Back-to-work schemes ‘damaging’ for people with mental health problems

Government back-to-work schemes are ineffective and damaging to those with mental health problems, according to campaigners.

The charity Mind is calling for people with mental health problems to be taken off government back-to-work schemes and moved onto a specialist programme.

Research by the charity has found that support provided through the Work Programme and Jobcentre Plus is ineffective for people with mental health problems. Figures obtained by Mind from the Department for Work and Pensions (DWP) show that of the 1.5 million total people who went through the Work Programme between 2011 and 2014, 21% found work. However of the 144,970 people with mental health problems who went through the programme in the same period, only 6% found work.

Mind also surveyed 439 people who were receiving support primarily because of their mental health. Of these, 83% said using back-to-work services through the Work Programme and Jobcentre Plus had made their mental health ‘worse’, another 83% said their self-esteem had got ‘worse’ or ‘much worse’ and 82% agreed that their confidence was ‘worse’ or ‘much worse’.

Three-quarters of those polled said they felt less able to work as a result of being on these schemes.

Shockingly, 86% of respondents said they had needed more support from mental health services or their GP, and nearly one in four (24%) had been hospitalised or sectioned in a mental health crisis while being on these back-to-work support programmes.

According to Mind’s research these schemes are even damaging the mental health of individuals who haven’t got a diagnosed mental health problem. They surveyed 200 people who said a mental health problem wasn’t the main reason they needed support and of these, 81% said it had made their mental health worse, 86% agreed that their self-esteem had become worse, and 86% said their confidence was worse.

Mind is calling for everyone with mental health problems to be offered an alternative scheme that would provide more specialised support to help them back into work.

Paul Farmer, chief executive of Mind, said: “Just 5% of people with mental health problems are being helped into work, while the vast majority tell us their health has worsened and they feel less able to work as a result of being on these schemes. It’s perverse that programmes which are supposed to help those who are unwell and struggling to get into work are having the opposite effect, damaging their health.

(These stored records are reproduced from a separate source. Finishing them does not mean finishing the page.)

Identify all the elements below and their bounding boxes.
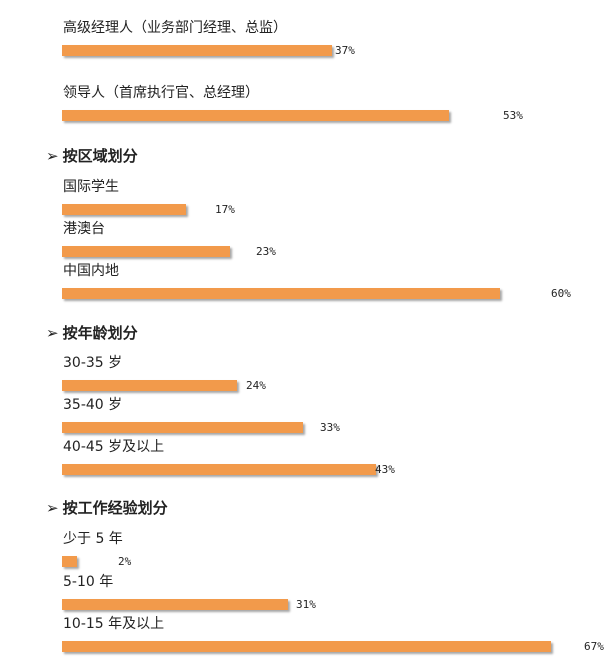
section-heading-label: 按年龄划分 — [62, 324, 138, 342]
category-label: 5-10 年 — [63, 574, 114, 590]
data-bar — [62, 288, 500, 299]
data-bar — [62, 380, 237, 391]
value-label: 17% — [215, 203, 235, 216]
category-label: 港澳台 — [63, 221, 105, 237]
value-label: 24% — [246, 379, 266, 392]
value-label: 23% — [256, 245, 276, 258]
data-bar — [62, 556, 77, 567]
section-heading: ➢ 按工作经验划分 — [46, 497, 168, 518]
value-label: 53% — [503, 109, 523, 122]
category-label: 30-35 岁 — [63, 355, 123, 371]
arrow-bullet-icon: ➢ — [46, 499, 59, 517]
data-bar — [62, 45, 332, 56]
category-label: 国际学生 — [63, 179, 119, 195]
category-label: 40-45 岁及以上 — [63, 439, 165, 455]
arrow-bullet-icon: ➢ — [46, 147, 59, 165]
data-bar — [62, 641, 551, 652]
value-label: 67% — [584, 640, 604, 653]
value-label: 2% — [118, 555, 132, 568]
section-heading: ➢ 按年龄划分 — [46, 322, 138, 343]
data-bar — [62, 110, 449, 121]
data-bar — [62, 204, 186, 215]
data-bar — [62, 246, 230, 257]
section-heading: ➢ 按区域划分 — [46, 145, 138, 166]
value-label: 33% — [320, 421, 340, 434]
data-bar — [62, 422, 303, 433]
value-label: 37% — [335, 44, 355, 57]
value-label: 43% — [375, 463, 395, 476]
arrow-bullet-icon: ➢ — [46, 324, 59, 342]
section-heading-label: 按工作经验划分 — [62, 499, 168, 517]
category-label: 少于 5 年 — [63, 531, 123, 547]
category-label: 10-15 年及以上 — [63, 616, 165, 632]
section-heading-label: 按区域划分 — [62, 147, 138, 165]
category-label: 领导人（首席执行官、总经理） — [63, 85, 259, 101]
category-label: 高级经理人（业务部门经理、总监） — [63, 20, 287, 36]
data-bar — [62, 599, 288, 610]
value-label: 31% — [296, 598, 316, 611]
value-label: 60% — [551, 287, 571, 300]
category-label: 35-40 岁 — [63, 397, 123, 413]
data-bar — [62, 464, 376, 475]
category-label: 中国内地 — [63, 263, 119, 279]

“These schemes are not appropriate for people with mental health problems. If someone is out of work because of depression and anxiety, simply asking them to attend a CV writing course is a waste of time and money, as it doesn’t address the real problems they are facing. Forcing people to engage in these activities, and cutting their benefits if they struggle to do so, is inappropriate and counter-productive. This approach assumes people don’t want to work and the only way to motivate them is to withdraw financial support, which only causes greater anxiety and stress, and makes returning to work less likely.

“We need everyone who is out of work because of their mental health problem to be placed onto new, locally commissioned schemes which reflect individual and local needs. Such a scheme would take a personalised, tailored approach which really understands and addresses the complex nature of mental health problems and how they can impact someone’s ability to find and keep a job.”

DWP figures show that people with mental health problems are also having their benefits cut more than those with other conditions, something that Mind says is a further example of how back-to-work support schemes are particularly ineffective for this group.

A spokesman for the DWP defended the government's schemes.

"Mind are overlooking the fact that previous jobs schemes simply didn't do enough for people with mental health conditions," he said. "Everyone is different and so the Work Programme looks at an individual's barriers to work and tailors the support specific to their needs.

"It has already helped thousands of people with mental health conditions into work - instead of just writing people off on sickness benefits as often happened in the past."